Nayya menelan salivanya susah payah saat melihat wajah Malik sedekat ini. Pantas saja Hanin bisa jatuh cinta pada Malik, wajahnya begitu ... Astaga!

Nayya beranjak. Ia langsung salah tingkah, Malik ikut beranjak dan menatap sinis ke arah gadis itu. "Lo tau? Ngambil barang orang tanpa persetujuan itu namanya nggak sopan," tegas Malik.

Malik langsung membuang coklatnya dan memilih pergi begitusaja.
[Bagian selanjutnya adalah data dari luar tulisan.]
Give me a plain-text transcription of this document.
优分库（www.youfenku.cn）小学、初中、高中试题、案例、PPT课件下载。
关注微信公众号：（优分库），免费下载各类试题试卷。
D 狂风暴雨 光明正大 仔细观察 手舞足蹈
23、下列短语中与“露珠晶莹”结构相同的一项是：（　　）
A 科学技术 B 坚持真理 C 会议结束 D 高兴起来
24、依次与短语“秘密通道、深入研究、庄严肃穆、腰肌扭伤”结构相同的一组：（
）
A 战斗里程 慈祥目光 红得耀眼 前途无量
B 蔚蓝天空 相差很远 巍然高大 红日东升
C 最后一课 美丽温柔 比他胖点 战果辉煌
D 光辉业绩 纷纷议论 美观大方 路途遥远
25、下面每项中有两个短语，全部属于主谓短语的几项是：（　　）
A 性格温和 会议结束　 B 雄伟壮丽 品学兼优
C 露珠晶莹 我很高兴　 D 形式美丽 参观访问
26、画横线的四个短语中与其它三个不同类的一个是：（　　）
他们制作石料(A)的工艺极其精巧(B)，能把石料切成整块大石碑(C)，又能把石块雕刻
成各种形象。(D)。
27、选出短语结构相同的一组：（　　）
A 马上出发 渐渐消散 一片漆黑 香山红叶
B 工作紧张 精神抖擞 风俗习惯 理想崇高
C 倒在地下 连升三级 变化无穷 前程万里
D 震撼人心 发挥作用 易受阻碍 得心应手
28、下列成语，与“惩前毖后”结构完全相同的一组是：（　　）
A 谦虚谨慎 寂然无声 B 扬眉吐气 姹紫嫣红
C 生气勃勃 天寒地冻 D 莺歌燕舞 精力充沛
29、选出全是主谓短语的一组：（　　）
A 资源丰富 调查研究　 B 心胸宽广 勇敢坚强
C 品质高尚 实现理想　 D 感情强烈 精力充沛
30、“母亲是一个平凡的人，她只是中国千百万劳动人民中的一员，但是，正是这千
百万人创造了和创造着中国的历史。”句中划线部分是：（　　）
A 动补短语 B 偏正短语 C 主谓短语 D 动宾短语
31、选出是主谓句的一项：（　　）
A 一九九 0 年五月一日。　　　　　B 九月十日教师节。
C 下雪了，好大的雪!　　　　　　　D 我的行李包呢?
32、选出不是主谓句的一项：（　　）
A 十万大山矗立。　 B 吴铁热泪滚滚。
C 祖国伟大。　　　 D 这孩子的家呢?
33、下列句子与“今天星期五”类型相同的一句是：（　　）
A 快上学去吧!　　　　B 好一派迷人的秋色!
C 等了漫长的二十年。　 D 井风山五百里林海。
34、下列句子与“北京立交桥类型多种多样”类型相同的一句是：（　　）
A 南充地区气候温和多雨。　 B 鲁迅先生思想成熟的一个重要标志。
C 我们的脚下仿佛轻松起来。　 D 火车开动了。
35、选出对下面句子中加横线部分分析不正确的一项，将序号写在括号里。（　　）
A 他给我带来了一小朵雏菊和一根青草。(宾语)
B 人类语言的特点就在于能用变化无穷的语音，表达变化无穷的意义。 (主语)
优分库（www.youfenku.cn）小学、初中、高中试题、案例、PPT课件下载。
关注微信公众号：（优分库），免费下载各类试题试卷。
Melupakan tujuan awalnya yang ingin menemui Hanin.

Moodnya sudah hancur. Padahal, ia butuh waktu berjam-jam untuk membeli coklat itu. Berfikir keras agar Hanin mau memaafkannya. Namun Nayya, gadis itu malah menghancurkan semuanya.

Nayya menatap kepergian Malik. Gadis itu menyentuh dadanya sendiri, jantungnya berdegup kencang. Ia menggeleng. "Lo nggak boleh suka sama bang Malik," lirihnya.

Hanin keluar, gadis itu menatap Nayya dengan dahi yang mengernyit heran. Ada apa dengan Nayya? Fikirnya.

"Heh! Kenapa lo?" tanya Hanin.

Nayya tersentak. "Ngagetin aja!" kesalnya.

"Kakak mau kemana?" tanya Nayya.

"Ke rumahnya Daffa. Kemana lagi," jawabnya.

Nayya menganggukan kepalanya pelan. "Yaudah, Nayya mau pulang aja kalo gitu. Dadah, Kak!"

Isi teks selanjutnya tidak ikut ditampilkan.